Espero, portanto, que este trabalho possa servir para

os educadores questionarem e repensarem o papel do currículo como

componente fundamental do sistema educacional. Pensar um currículo,

na perspectiva crítica e progressista, pressupõe integrar ao processo de

ensino e de aprendizagem o cotidiano dos alunos, abrindo espaços para

as subjetividades e para o contexto sócio cultural que faz parte da história

de cada um

Ao concluir este trabalho, vislumbra-se, para mim, a

certeza de que este momento é, também, um ponto de partida para se

inventar um outro currículo, condizente com o nosso momento histórico.

Importa considerar que esta certeza suporta-se no imprevisto, no

inusitado, no incerto, na disponibilidade para o novo.

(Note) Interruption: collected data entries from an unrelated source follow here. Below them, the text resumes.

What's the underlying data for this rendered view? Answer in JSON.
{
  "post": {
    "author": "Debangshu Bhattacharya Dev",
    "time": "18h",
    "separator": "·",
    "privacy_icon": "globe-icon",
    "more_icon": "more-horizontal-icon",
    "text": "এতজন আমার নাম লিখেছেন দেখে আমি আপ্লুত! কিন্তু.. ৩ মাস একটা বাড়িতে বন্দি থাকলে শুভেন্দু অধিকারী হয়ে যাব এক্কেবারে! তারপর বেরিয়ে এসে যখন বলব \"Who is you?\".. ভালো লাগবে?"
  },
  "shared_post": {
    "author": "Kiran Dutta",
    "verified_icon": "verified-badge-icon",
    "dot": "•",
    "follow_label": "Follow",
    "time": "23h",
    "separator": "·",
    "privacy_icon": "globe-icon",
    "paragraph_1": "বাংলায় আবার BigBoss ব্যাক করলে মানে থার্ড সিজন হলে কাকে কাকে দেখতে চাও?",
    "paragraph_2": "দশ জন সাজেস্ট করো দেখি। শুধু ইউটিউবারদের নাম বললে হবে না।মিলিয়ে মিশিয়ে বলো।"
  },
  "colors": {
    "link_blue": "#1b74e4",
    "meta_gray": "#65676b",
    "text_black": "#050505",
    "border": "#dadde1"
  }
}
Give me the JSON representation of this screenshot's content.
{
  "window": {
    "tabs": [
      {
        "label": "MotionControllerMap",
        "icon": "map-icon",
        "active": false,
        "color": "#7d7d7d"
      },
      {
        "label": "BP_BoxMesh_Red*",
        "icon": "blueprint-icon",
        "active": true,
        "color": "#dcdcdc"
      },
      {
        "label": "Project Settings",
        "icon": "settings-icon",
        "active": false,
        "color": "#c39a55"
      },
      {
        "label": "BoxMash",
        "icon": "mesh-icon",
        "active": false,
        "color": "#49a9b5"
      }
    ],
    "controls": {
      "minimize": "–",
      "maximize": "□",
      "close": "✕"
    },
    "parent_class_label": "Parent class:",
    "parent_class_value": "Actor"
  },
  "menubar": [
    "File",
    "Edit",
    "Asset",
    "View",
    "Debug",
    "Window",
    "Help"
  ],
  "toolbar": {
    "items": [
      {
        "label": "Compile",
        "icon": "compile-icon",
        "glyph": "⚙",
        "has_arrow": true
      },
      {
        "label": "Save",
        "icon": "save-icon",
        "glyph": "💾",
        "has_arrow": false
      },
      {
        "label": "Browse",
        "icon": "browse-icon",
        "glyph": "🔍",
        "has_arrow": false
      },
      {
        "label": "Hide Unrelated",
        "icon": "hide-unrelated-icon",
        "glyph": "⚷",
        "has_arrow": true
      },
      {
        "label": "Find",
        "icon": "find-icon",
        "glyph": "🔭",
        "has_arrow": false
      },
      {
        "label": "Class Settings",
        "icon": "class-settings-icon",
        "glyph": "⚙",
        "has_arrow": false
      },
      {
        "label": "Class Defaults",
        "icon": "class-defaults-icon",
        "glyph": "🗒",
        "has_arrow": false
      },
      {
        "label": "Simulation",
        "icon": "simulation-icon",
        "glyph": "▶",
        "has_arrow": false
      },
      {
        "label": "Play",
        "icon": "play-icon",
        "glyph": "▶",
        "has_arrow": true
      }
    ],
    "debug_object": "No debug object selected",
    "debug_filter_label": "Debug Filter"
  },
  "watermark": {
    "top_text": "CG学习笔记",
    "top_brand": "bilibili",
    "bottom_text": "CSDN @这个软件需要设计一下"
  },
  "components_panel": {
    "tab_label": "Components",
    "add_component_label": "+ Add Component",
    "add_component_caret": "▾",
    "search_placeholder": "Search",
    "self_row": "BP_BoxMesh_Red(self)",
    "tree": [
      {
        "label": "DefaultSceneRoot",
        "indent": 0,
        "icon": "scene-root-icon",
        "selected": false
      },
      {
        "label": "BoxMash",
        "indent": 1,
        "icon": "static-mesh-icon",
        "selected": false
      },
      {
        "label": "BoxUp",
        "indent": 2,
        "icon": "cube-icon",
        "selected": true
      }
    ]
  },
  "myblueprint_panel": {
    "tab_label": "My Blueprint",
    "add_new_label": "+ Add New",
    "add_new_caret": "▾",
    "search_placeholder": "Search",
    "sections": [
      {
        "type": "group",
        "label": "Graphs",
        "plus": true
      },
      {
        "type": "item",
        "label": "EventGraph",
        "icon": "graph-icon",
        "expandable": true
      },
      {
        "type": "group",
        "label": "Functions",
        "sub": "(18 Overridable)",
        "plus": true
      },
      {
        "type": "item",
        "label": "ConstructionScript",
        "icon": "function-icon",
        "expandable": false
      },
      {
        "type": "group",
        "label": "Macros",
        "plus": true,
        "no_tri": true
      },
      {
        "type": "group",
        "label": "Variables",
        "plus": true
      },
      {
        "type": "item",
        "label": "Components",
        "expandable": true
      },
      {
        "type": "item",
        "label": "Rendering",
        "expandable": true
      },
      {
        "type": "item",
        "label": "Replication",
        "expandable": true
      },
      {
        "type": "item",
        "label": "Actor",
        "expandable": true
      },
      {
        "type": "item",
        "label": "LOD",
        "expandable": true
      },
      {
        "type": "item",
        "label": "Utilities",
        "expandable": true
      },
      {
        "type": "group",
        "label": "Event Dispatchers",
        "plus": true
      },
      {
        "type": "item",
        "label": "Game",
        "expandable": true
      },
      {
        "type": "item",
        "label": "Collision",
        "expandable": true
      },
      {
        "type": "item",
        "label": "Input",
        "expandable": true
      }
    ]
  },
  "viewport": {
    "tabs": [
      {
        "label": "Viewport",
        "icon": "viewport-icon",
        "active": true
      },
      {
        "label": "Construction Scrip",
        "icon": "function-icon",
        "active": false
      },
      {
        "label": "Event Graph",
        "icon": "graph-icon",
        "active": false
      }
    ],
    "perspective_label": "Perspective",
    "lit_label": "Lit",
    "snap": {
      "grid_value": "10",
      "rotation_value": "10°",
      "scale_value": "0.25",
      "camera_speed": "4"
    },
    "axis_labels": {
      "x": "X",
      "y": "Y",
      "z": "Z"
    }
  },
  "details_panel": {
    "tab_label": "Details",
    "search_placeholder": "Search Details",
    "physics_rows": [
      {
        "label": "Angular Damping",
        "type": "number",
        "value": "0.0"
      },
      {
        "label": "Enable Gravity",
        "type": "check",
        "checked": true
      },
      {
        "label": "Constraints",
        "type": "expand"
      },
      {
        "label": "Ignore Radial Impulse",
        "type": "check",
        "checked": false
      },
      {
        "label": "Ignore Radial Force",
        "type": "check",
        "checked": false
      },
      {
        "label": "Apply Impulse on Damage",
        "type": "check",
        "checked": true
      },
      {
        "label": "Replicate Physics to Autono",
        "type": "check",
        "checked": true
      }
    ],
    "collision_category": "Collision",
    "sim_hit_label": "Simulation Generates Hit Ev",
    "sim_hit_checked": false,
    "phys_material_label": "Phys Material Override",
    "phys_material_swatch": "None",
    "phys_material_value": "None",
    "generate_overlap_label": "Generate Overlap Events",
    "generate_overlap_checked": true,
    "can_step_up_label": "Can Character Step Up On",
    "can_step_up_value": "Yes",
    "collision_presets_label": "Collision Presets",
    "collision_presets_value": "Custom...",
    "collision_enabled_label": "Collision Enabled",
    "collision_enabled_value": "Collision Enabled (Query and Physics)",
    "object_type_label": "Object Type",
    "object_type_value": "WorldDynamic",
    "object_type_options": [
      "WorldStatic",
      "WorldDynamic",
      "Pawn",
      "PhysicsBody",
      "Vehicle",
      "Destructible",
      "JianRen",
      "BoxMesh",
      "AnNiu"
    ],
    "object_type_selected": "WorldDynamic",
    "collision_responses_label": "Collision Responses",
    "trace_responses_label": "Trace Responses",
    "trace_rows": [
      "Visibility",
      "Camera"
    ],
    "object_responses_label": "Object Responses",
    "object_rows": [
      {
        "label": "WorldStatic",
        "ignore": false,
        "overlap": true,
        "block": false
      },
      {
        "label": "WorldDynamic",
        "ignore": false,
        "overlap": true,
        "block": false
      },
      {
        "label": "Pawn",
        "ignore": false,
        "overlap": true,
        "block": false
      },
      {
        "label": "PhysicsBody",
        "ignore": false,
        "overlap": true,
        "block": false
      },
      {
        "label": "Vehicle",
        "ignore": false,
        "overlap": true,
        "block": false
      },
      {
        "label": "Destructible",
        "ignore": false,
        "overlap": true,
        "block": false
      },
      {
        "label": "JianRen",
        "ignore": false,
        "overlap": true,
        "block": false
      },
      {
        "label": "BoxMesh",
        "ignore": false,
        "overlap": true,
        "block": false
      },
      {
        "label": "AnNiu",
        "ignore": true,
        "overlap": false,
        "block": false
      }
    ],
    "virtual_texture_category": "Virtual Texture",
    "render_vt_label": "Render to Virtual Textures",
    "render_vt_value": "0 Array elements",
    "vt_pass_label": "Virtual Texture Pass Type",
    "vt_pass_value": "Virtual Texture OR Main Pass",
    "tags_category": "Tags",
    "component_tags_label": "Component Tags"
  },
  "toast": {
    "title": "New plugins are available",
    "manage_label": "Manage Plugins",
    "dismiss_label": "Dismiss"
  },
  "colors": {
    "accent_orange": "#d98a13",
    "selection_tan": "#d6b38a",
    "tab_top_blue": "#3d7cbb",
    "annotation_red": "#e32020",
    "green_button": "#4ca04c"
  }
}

Há que se pensar em um currículo que contemple as

diferenças nos diversos contextos sociais e culturais, para se vislumbrar

caminhos que nos levem à igualdade e à solidariedade humana. Há que

pensar em currículos de música onde as histórias dos sujeitos possam

mostrar o seu verso e seu reverso ou seja, o que é (real) e o que poderia

ser (ideal). Afinal, a possibilidade de realizar mudanças não é uma crença

ingênua em utopias, mas uma capacidade humana.